“Nessuno si rendeva conto che, risparmiando tempo, in realtà risparmiava tutt’altro. […] E quanto più ne risparmiavano, tanto meno ne avevano“: questo scriveva Michael Ende nel 1973 in una delle sue opere più famose, Momo. Una considerazione sul tempo e sull’utilizzo che ne facciamo più che mai valida oggi, a giudicare dall’articolo pubblicato da Lelio Demichelis sul sito di Fondazione Feltrinelli, Perché è scomparso il tempo?, che riflette proprio sulla distinzione tra tempi di lavoro e tempi di vita – ammesso che tale distinzione esista ancora.
Si direbbe che, tutti presi dalla paura di perdere il lavoro a causa dell’evoluzione della tecnica, abbiamo trascurato di riflettere su una tendenza altrettanto problematica: non sono più le macchine ad adattarsi a noi e ai nostri tempi, bensì siamo noi ad adeguarci al loro ritmo, funzionamento e logica. Una logica, spiega Demichelis, strumentale e calcolante, tesa ad azzerare i tempi morti a vantaggio di una produttività e di un profitto costanti, che ci spinge a impiegare il nostro tempo in modo sempre più esaustivo e accelerato e a identificarci con le nostre performance.

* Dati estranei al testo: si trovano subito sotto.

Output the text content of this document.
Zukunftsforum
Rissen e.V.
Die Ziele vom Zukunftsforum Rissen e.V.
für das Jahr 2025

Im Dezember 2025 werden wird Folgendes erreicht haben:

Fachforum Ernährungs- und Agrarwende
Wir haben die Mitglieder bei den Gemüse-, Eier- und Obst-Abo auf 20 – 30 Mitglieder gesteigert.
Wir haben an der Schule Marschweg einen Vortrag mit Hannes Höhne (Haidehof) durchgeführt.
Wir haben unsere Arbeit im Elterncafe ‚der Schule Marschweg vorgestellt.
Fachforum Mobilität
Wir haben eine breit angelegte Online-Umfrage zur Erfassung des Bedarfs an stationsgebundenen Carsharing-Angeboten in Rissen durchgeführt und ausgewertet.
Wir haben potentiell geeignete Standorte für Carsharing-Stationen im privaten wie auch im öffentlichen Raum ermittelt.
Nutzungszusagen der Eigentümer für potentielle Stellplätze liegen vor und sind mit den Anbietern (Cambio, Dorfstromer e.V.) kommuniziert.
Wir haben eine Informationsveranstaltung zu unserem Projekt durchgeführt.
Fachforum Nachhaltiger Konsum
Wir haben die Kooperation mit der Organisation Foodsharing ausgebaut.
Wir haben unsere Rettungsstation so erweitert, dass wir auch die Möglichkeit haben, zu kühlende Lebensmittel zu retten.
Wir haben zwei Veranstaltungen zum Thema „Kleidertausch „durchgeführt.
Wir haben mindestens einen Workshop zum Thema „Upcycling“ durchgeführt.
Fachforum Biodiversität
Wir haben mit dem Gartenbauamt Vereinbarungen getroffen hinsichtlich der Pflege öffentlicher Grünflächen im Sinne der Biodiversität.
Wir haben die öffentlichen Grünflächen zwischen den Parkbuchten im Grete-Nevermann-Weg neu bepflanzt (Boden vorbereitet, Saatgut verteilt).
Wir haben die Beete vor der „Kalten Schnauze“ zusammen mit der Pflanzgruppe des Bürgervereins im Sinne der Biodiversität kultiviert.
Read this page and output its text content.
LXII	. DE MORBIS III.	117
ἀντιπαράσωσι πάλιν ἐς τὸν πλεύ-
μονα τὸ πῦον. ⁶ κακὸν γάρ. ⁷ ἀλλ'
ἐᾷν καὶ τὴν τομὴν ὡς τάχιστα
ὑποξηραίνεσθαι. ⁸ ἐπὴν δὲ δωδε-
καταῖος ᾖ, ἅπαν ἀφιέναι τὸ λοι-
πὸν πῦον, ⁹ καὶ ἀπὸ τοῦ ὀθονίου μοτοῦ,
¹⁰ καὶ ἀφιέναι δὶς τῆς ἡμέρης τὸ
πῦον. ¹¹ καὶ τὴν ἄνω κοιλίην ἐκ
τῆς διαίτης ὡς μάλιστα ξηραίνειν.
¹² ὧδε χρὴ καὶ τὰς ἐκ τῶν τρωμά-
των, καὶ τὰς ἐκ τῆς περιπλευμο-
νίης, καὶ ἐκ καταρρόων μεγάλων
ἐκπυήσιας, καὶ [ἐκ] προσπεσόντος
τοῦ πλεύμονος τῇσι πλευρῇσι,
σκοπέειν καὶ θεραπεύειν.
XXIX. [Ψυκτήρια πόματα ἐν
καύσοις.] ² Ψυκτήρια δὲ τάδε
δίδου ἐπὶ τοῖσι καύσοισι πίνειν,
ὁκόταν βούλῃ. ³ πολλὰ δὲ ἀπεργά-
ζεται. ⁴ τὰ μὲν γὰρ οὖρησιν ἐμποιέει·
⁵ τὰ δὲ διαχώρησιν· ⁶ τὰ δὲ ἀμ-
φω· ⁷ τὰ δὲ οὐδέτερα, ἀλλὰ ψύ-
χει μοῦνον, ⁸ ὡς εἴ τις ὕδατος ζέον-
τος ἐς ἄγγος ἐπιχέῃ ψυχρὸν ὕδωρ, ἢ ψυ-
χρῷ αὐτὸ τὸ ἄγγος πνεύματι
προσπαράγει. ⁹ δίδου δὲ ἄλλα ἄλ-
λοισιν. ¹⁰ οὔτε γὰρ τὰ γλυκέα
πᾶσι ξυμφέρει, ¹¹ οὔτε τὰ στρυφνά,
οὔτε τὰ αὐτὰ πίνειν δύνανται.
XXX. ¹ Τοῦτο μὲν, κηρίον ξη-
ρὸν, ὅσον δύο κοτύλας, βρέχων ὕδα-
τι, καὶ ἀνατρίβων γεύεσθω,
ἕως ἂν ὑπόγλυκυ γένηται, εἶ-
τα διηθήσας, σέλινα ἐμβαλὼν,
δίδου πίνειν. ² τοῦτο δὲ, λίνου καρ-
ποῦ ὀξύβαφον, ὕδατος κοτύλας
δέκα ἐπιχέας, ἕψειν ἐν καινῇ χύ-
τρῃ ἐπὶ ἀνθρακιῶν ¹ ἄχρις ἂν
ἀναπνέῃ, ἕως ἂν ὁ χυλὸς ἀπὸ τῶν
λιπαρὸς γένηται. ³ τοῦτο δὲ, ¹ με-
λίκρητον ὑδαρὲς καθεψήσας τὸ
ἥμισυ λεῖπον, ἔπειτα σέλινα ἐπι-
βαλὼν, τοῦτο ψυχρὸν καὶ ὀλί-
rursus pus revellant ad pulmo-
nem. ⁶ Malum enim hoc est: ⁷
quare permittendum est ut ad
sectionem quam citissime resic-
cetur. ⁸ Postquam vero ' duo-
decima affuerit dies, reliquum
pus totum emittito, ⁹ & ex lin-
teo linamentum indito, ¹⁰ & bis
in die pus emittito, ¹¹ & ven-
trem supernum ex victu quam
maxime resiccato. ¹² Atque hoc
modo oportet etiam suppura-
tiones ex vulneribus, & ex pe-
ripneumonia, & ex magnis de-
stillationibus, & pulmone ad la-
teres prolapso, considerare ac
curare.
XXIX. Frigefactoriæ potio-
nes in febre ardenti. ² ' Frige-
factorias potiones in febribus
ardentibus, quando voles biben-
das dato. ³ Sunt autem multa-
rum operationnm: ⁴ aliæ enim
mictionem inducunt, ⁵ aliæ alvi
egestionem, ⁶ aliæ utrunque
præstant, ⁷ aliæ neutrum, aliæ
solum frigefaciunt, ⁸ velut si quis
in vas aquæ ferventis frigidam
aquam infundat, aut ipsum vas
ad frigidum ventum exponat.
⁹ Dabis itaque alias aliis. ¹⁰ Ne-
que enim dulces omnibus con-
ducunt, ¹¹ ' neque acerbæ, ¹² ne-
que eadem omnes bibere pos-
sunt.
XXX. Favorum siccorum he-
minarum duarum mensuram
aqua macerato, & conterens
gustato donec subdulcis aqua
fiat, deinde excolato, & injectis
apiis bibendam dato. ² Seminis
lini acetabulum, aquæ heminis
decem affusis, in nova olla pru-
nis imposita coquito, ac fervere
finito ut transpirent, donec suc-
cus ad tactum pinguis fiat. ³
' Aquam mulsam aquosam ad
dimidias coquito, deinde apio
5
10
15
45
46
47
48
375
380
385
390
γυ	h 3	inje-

Cosa fare per limitare i danni in termini di stress e alienazione connessi a un simile atteggiamento nei confronti della tecnologia e dei suoi recenti e costanti sviluppi? Un buon inizio potrebbe essere quello di tutelare e preservare i tanto vituperati tempi morti o meglio, citando Demichelis, “quei tempi di vita – lentezza, emozione, poesia, sensualità, responsabilità, riflessione, sguardi, conoscenza, sogno, immaginazione, utopia – che facevano l’uomo libero e capace di autonomia“.